Even as travel demand is expected to remain steady compared to 2025, the American Hotel & Lodging Association (AHLA) reported that a survey of hotel owners and operators across the U.S. conducted in late February 2026 highlights continued pressure from higher supply, labor, insurance and energy costs as the industry prepares for major global events, including the 2026 FIFA World Cup.
“Hoteliers are resilient, but the cost pressures they’re facing are very real,” said Rosanna Maietta, president and CEO of AHLA, in a statement. “From rising insurance and energy expenses to workforce shortages, hotels are navigating significant operational challenges. As the U.S. prepares to host global events like the World Cup, ensuring hotels have the workforce and resources they need will be critical to maintaining America’s leadership in travel and tourism.”
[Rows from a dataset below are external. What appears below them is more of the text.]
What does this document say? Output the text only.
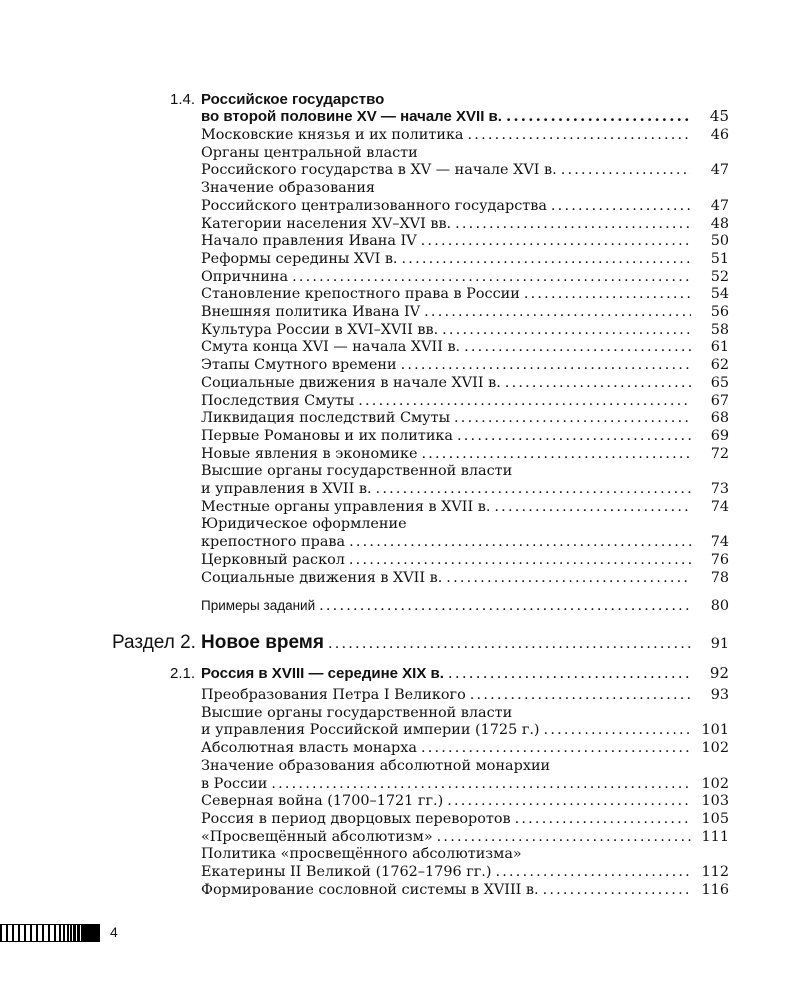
1.4. Российское государство
во второй половине XV — начале XVII в. .....	45
Московские князья и их политика .....	46
Органы центральной власти
Российского государства в XV — начале XVI в. .....	47
Значение образования
Российского централизованного государства .....	47
Категории населения XV–XVI вв. .....	48
Начало правления Ивана IV .....	50
Реформы середины XVI в. .....	51
Опричнина .....	52
Становление крепостного права в России .....	54
Внешняя политика Ивана IV .....	56
Культура России в XVI–XVII вв. .....	58
Смута конца XVI — начала XVII в. .....	61
Этапы Смутного времени .....	62
Социальные движения в начале XVII в. .....	65
Последствия Смуты .....	67
Ликвидация последствий Смуты .....	68
Первые Романовы и их политика .....	69
Новые явления в экономике .....	72
Высшие органы государственной власти
и управления в XVII в. .....	73
Местные органы управления в XVII в. .....	74
Юридическое оформление
крепостного права .....	74
Церковный раскол .....	76
Социальные движения в XVII в. .....	78
Примеры заданий .....	80
Раздел 2. Новое время .....	91
2.1. Россия в XVIII — середине XIX в. .....	92
Преобразования Петра I Великого .....	93
Высшие органы государственной власти
и управления Российской империи (1725 г.) .....	101
Абсолютная власть монарха .....	102
Значение образования абсолютной монархии
в России .....	102
Северная война (1700–1721 гг.) .....	103
Россия в период дворцовых переворотов .....	105
«Просвещённый абсолютизм» .....	111
Политика «просвещённого абсолютизма»
Екатерины II Великой (1762–1796 гг.) .....	112
Формирование сословной системы в XVIII в. .....	116
4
Operating costs remain the biggest challenge for hotel
owners, though other financial pressures include:
- Cost of goods and supplies (71%)
- Labor costs (65%)
- Fluctuating demand and occupancy (59%)
- Utility and energy costs (50%)
- Insurance premiums (43%)
- Workforce shortages (42%)
Staffing shortages also persist across the industry as more
than half of respondents report their properties are somewhat or severely
understaffed. To recruit and retain employees, hotels are offering a range of
incentives, including higher wages (70%), flexible scheduling (54%), hotel
discounts (54%), and enhanced benefits (31%).
Travel demand is expected to hold steady as 39% of
respondents believe it will remain steady compared to 2025, 26% predict it will
be somewhat stronger and 6% say it will be much stronger.
However, hotels beginning to track early travel trends in
the U.S. during the upcoming FIFA World Cup, nearly 20% of properties report
bookings currently below expectations for 2026.